There are all types of reasons why individuals choose to sell businesses. Nonetheless, the genuine factor and the one they say to you may be 2 entirely different things. For instance, they might claim "I have way too many other obligations" or "I am retiring". For numerous sellers, these reasons stand. But also, for some, these might simply be justifications to attempt to conceal the reality of altering demographics, increased competitors, recent decrease in earnings, or a range of other factors. This is why it is really essential that you not rely absolutely on a seller's word, however rather, utilize the seller's solution combined with your overall due diligence. This will paint a more reasonable picture of the business's current scenario.
Existing Debts and Future Obligations
If the existing entity is in debt, which lots of companies are, then you will need to consider this when valuating/preparing your offer. Many operating businesses borrow money in order to cover things such as inventory, payroll, accounts payable, so on and so forth. Keep in mind that sometimes this can suggest that profit margins are too tight. Many companies fall under a revolving door of taking loans as a way to pay back various other loans. In addition to debts, there may likewise be future commitments to take into consideration. There may be an outstanding lease on equipment or the building where the business resides. The business may have existing agreements with vendors that have to be fulfilled or may cause fines if canceled early.
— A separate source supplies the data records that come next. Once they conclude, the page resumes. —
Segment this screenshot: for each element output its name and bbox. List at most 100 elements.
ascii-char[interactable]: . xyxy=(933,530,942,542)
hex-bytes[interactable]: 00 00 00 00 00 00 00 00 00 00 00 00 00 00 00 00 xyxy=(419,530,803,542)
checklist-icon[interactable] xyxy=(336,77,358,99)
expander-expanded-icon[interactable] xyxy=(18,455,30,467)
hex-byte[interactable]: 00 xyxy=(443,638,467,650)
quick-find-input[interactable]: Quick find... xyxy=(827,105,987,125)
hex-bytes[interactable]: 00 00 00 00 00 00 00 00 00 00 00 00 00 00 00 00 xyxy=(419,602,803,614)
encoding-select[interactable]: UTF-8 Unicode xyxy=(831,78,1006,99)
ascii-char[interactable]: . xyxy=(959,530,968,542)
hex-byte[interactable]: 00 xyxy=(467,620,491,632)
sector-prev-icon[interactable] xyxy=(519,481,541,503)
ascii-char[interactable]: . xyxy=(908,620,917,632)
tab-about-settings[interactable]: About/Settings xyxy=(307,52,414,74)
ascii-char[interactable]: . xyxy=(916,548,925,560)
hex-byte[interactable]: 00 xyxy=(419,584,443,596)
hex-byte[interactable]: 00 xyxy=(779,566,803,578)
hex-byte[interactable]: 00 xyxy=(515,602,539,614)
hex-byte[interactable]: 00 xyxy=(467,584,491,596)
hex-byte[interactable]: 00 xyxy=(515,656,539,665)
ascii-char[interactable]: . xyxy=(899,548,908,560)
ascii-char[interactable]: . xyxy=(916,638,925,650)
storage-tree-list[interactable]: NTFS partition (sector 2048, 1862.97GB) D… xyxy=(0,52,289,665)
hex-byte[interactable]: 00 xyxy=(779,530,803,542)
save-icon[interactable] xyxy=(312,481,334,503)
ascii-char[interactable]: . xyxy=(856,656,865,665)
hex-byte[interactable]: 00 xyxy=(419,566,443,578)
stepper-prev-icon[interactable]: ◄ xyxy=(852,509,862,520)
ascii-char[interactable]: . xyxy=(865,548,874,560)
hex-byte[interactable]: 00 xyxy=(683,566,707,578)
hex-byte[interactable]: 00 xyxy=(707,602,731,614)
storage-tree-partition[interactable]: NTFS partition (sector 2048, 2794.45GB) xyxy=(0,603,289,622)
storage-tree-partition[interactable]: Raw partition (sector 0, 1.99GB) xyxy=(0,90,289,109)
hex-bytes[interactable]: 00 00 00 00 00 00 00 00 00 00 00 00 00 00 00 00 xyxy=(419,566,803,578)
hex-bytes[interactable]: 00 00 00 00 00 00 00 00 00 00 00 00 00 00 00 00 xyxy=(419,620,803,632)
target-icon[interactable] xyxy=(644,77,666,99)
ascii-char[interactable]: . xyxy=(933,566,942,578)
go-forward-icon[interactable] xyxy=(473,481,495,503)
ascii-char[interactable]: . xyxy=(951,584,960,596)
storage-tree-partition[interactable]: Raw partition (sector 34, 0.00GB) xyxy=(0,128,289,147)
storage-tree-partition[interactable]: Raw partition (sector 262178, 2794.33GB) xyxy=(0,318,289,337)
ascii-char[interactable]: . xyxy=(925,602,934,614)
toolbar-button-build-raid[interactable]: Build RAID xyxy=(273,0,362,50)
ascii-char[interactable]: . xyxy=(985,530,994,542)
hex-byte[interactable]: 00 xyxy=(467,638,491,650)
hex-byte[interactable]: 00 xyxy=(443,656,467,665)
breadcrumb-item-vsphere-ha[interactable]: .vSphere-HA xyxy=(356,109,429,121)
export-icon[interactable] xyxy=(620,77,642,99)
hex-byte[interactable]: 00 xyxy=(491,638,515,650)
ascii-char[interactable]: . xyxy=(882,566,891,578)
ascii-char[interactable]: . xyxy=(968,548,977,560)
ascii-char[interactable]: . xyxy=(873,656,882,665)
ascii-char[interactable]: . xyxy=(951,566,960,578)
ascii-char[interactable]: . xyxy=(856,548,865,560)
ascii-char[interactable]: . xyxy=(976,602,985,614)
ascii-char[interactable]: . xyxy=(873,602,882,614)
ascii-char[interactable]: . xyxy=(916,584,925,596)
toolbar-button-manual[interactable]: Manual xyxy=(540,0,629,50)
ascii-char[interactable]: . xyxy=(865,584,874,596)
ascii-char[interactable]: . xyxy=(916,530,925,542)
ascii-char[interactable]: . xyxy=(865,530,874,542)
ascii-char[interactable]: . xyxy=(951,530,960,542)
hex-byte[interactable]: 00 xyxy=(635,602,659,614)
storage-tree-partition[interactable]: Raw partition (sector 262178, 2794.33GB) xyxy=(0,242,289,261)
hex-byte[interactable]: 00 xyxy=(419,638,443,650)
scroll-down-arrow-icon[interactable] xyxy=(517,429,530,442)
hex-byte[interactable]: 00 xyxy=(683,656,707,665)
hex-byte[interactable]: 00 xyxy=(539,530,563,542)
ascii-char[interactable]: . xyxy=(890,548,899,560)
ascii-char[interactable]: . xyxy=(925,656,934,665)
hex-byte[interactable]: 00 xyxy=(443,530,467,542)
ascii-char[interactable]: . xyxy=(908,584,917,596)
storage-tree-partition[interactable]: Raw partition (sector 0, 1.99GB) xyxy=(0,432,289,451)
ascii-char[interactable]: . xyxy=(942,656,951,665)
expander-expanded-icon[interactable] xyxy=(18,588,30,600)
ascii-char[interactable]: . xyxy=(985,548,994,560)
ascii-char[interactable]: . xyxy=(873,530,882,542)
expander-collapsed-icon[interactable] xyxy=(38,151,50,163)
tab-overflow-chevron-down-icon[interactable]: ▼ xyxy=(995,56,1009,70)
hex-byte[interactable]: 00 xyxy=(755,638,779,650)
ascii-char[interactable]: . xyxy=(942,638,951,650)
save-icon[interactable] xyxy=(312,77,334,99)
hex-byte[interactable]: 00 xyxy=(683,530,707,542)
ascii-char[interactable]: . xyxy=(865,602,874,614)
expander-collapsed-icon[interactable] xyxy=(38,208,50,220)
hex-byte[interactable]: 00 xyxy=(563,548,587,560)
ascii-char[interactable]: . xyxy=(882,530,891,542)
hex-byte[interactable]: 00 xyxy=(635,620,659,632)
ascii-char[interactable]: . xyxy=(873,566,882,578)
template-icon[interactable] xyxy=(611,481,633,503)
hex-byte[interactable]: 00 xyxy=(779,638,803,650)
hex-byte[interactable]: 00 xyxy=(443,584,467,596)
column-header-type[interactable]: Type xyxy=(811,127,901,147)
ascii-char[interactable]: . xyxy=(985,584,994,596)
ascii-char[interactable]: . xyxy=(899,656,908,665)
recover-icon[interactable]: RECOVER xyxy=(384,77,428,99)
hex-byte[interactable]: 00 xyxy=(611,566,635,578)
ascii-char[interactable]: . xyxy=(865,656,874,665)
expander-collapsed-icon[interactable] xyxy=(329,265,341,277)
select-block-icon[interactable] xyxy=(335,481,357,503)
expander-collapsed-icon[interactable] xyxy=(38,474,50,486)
Understanding the Customer Base, Competition and Area Demographics
Exactly how do companies in the area attract brand-new clients? Most times, businesses have repeat customers, which form the core of their everyday revenues. Particular variables such as new competitors sprouting up around the area, roadway building and construction, as well as employee turn over can affect repeat consumers and also negatively affect future revenues. One important point to take into consideration is the location of the business. Is it in a highly trafficked shopping mall, or is it concealed from the main road? Undoubtedly, the more people that see the business often, the higher the opportunity to develop a returning customer base. A final thought is the basic area demographics. Is the business situated in a densely inhabited city, or is it situated on the edge of town? How might the local mean house earnings impact future earnings potential?